“Çorak”
Krizler çağında yaşadığımızdan kuşkumuz yok. Hemen her alanda eşitsizliği, kırılganlığı, yaralanabilirliği yoğun bir şekilde hissediyoruz. İçinde yer aldığımız ilişkiler sisteminde bir yerlere sürükleniyoruz. Hem içindeyiz hem de onlarsız düşünemiyoruz. Belki biraz yapıp ettiklerimizle gerçeği anlamaya, onları aşmaya çalışıyoruz. Başka türlüsü her zaman mümkündür. Benim kaygım ‘kazanımlar’ değil, ‘yitirilenler’ üzerine. Bugün sanatçının öncelikli olarak gerçekten söyleyebileceği bir şey varsa muhalif olması gerekir.

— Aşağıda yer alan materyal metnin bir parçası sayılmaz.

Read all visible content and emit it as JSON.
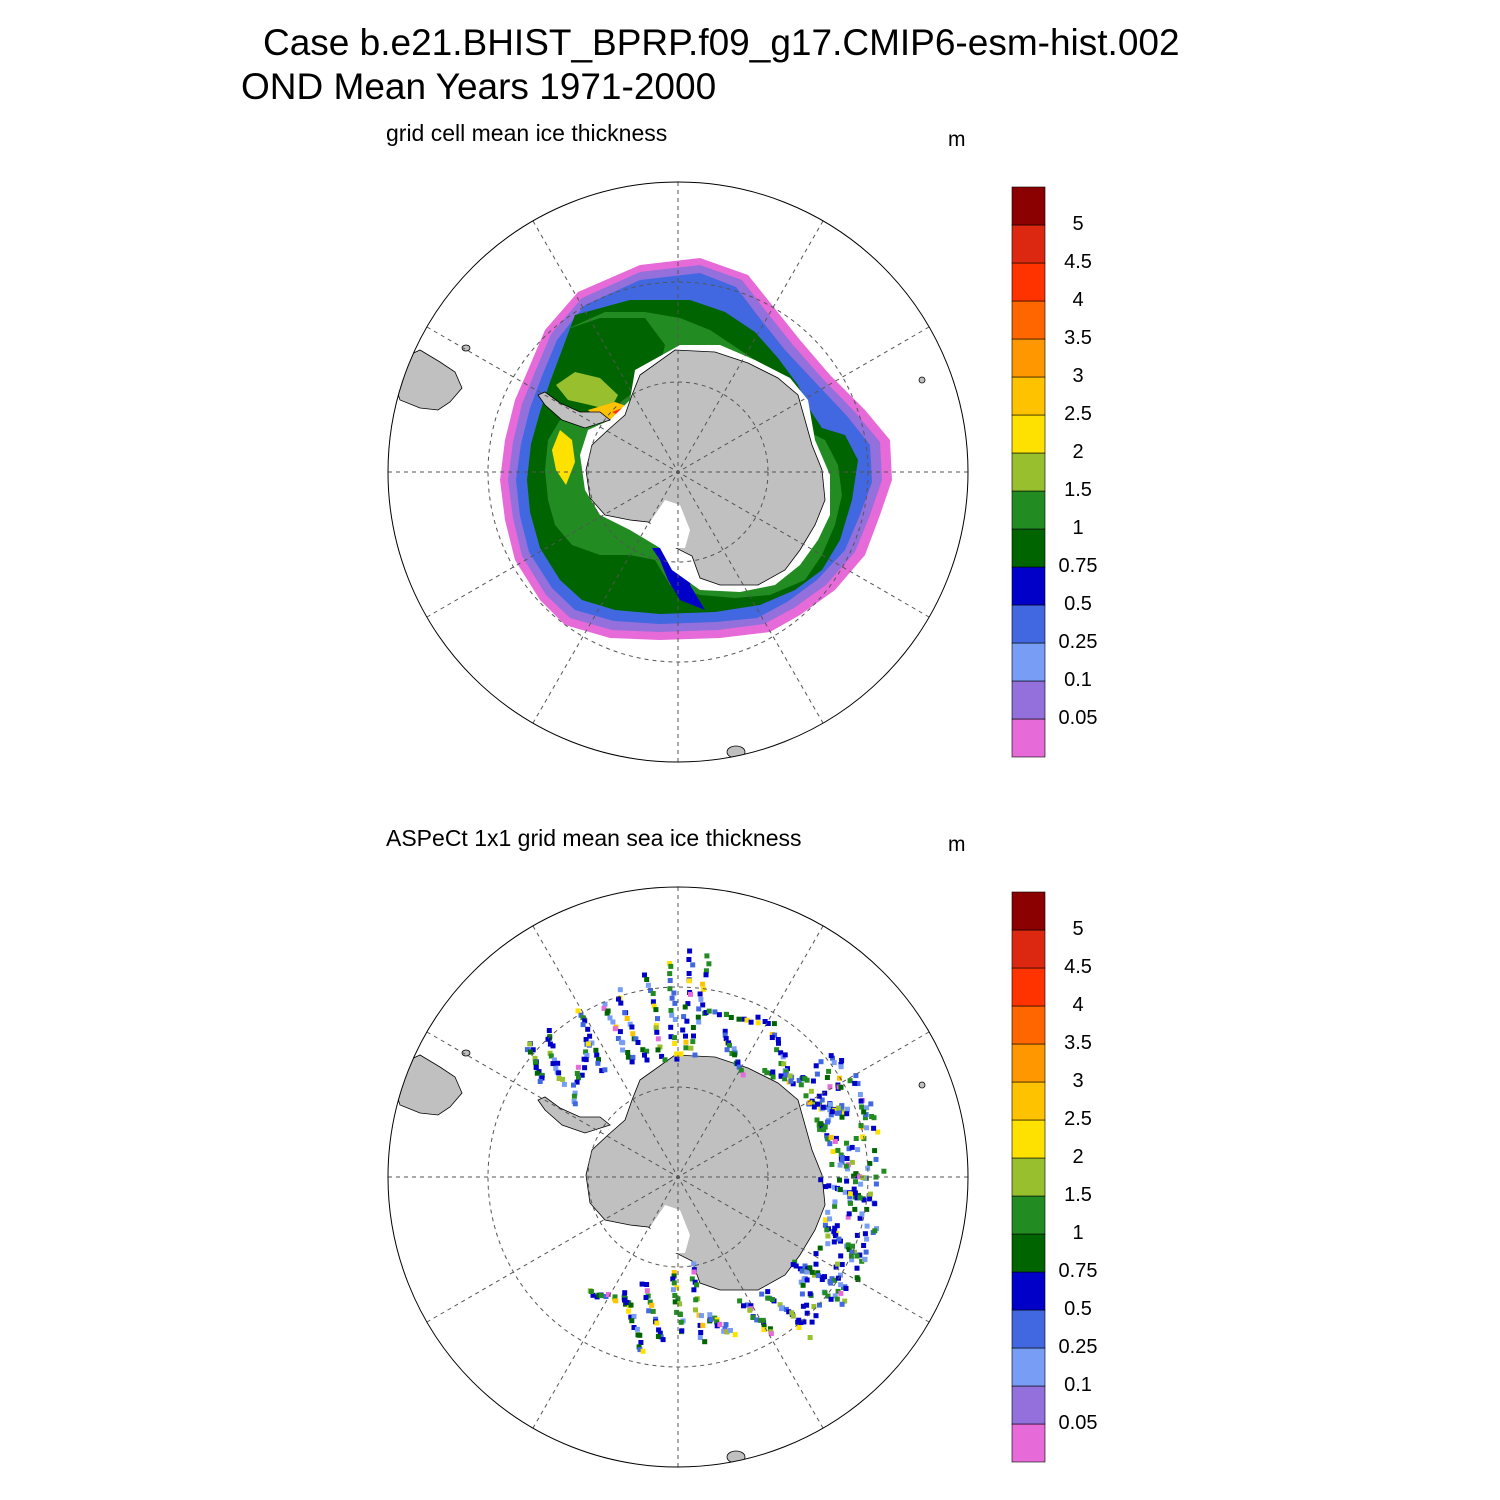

Ya da böyle bir şey kaçınılmazdır. Bana göre sanat, sanatçının kendi yaşantısına, yaşama bir yön verme kararıdır. Bir ‘kendine sahip çıkma’ durumudur. Eğer sanat bir yaratma eylemiyse, yaratmak da bir ‘karşı duruş’ - direnme eylemidir, biçimidir.
Yaptıklarımda hikâye, anı, konu ve biçimler arasında sezdirici ince ilişkiler kurmaya çalışıyorum. Çoklu çağrışımları, metaforu, imaları önemsiyorum. İmalar yoluyla anlamı çoğaltırız. İmalar sanatçının asıl gerçekleridir. Her alanda alışkanlıklarımızı, kalıplarımızı imalar yoluyla kırarız. Bildiğimizi varsaydığımız bazı şeyleri alışılmadık biçimde ifade etme cesaretidir imalar. İmalar kışkırtır; aklın alamayacağı sınırlarda dolaştırır, kuşku uyandırır, dokundurur, sarsar. İmaların dokusuyla yaşamı, kendimizi ve başkalarını anlarız. Gerçekte kanıksadıklarımızı imalar sayesinde yeniden görür, yeniden algılarız. İmalar, yaşam enerjisinin, sanatın ta kendisidir.